Ma poco dopo arrivano gli uomini con la tuta integrale in casa sua. Cosa è successo?
Erano le cinque del pomeriggio. Mi sembravano degli astronauti. Ma erano angeli. Li ho osservati dalla finestra di casa mia. Arrivano indossando questa tuta bianca integrale, doppi guanti, mascherina, occhiali protettivi. Sono venuti a prendere a casa sua mio suocero, che da una settimana avvertiva febbre alta, ma respirava bene. Ma io sentivo che qualcosa non andasse. Infatti era da sabato che chiamavo il 112, ma venivo ogni volta rimbalzata indietro con la promessa di essere richiamata.

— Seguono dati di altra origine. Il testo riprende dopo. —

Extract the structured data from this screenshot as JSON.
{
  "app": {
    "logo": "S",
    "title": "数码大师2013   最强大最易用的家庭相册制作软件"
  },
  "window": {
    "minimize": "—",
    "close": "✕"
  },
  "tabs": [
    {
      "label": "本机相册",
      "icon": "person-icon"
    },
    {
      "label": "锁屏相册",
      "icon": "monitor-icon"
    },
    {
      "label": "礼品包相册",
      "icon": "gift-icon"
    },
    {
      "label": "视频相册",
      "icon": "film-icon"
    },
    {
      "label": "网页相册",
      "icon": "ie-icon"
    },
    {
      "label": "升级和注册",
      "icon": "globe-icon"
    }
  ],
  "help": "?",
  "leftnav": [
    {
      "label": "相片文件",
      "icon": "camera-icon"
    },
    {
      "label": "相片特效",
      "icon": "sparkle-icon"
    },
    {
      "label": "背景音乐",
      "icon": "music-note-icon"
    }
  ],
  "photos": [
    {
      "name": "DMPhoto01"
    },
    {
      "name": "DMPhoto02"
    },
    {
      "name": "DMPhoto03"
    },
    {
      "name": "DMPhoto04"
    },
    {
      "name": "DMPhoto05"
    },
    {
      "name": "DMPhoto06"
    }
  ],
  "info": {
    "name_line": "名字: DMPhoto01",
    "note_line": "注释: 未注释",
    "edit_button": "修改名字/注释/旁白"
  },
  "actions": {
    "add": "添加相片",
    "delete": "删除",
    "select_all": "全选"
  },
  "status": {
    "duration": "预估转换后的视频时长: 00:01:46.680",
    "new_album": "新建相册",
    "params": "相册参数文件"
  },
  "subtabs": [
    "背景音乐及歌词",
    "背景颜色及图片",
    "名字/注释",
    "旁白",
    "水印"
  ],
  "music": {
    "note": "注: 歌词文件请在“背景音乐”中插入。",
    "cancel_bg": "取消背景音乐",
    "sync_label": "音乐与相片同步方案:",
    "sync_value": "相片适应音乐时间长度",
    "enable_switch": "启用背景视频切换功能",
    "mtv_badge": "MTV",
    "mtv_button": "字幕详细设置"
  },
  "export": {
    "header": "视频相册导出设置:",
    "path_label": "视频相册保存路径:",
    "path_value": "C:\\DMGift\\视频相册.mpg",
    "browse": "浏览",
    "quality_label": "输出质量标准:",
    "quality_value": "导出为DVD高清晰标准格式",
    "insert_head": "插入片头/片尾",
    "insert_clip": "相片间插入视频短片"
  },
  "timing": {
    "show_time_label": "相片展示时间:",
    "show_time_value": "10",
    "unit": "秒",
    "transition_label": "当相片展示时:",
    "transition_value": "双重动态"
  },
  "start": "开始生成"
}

Anche di fronte a una mia richiesta di tampone. Ma ne avevano fatti a moltissimi codognesi venerdì e sabato, erano finiti. Sono entrati in casa questi infermieri in tuta, mio suocero riusciva a camminare e sono usciti. Dopo un paio d’ore mi ha telefonato che lo avevano portato a Cremona. È stato due giorni al pronto soccorso. A un primo tampone è risultato negativo, ma a un secondo tampone il giorno dopo risultava affetto da coronavirus. È tuttora sotto ossigeno, non intubato, ma con maschera”.
Dopo siete stati anche lei e i suoi familiari sospettati di essere contagiati, giusto?
“Domenica 1° marzo hanno iniziato a telefonarmi due volte al giorno per informarsi sulla mia temperatura corporea. Ma io avevo già iniziato a mettermi in quarantena volontaria anche da prima che portassero mio suocero in ospedale a Cremona. E li informavo anche sulla temperatura dei miei familiari. Lunedì 9 marzo mi hanno telefonato per dire che era finita, un’altra conquista!”
Com’è stato spiegare ai suoi figli cosa stesse accadendo?
“Da sabato 22 febbraio al più grande avevano chiuso l’alberghiero a Piacenza, il più piccolo fa la prima media a Codogno. Ho capito che il virus stava facendo preoccupanti passi avanti ogni ora. I genitori che andavano a prendere i figli alle scuole elementari erano tutti preoccupatissimi. C’era stato un tam-tam anche sulle chat dei genitori. Ho isolato i miei ragazzi in casa, da allora li faccio uscire in giardino, al massimo qualche rara passeggiata in campagna. Il più piccolo mi dà una mano in cucina, il più grande cerco di tenerlo legato ai compiti. Anche se ora è molto preso dal suo “cinquantino” nuovo. Ma per ora non può accenderlo neanche!”
Suo marito?
“È un artigiano, ha un laboratorio per riparare elettrodomestici. Sabato mattina, 22 febbraio, ha aperto, poi a mezzogiorno ha tirato giù la serranda per riaprila il 9 marzo. Ha preferito restare chiuso e non andare nemmeno a domicilio dai clienti. Poi dopo il peggioramento della salute del papà è rimasto a casa. Le serrande abbassate davano il senso di un paese chiuso per virus”.
Qual è la giornata tipo del “metodo Codogno”?
“Secondo me ha insegnato molte cose quest’esperienza. Non ho mai passato tanto tempo con la mia famiglia, è stato bellissimo! Con tutta la paura del virus, dell’aggiornamento sui contagiati e sui morti, della situazione di mio suocero. Ci siamo ritrovati, tutti e quattro insieme, per passeggiate, partite di basket. Il meteo è stato un nostro alleato, un sole splendido. Nessuna autorità ci ha barricato in casa. Siamo stati attenti a evitare assembramenti e vicinanza con altre persone. Tutti a Codogno abbiamo rispettato queste regole. Certo, c’è stato un grande sacrificio, la gente si domanda quando potrà tornare alla vita di prima. Ma poi ti abitui e, quasi, ti senti protetta. Tu e la tua comunità”.
Cosa le è mancato di
più in questo periodo?“Il caffè al bar con gli amici dopo aver portato mio figlio a scuola! Oltre, ovviamente ai mitici biscotti del centenario tipici di Codogno! Speriamo di poter tornare presto a rimangiarli!”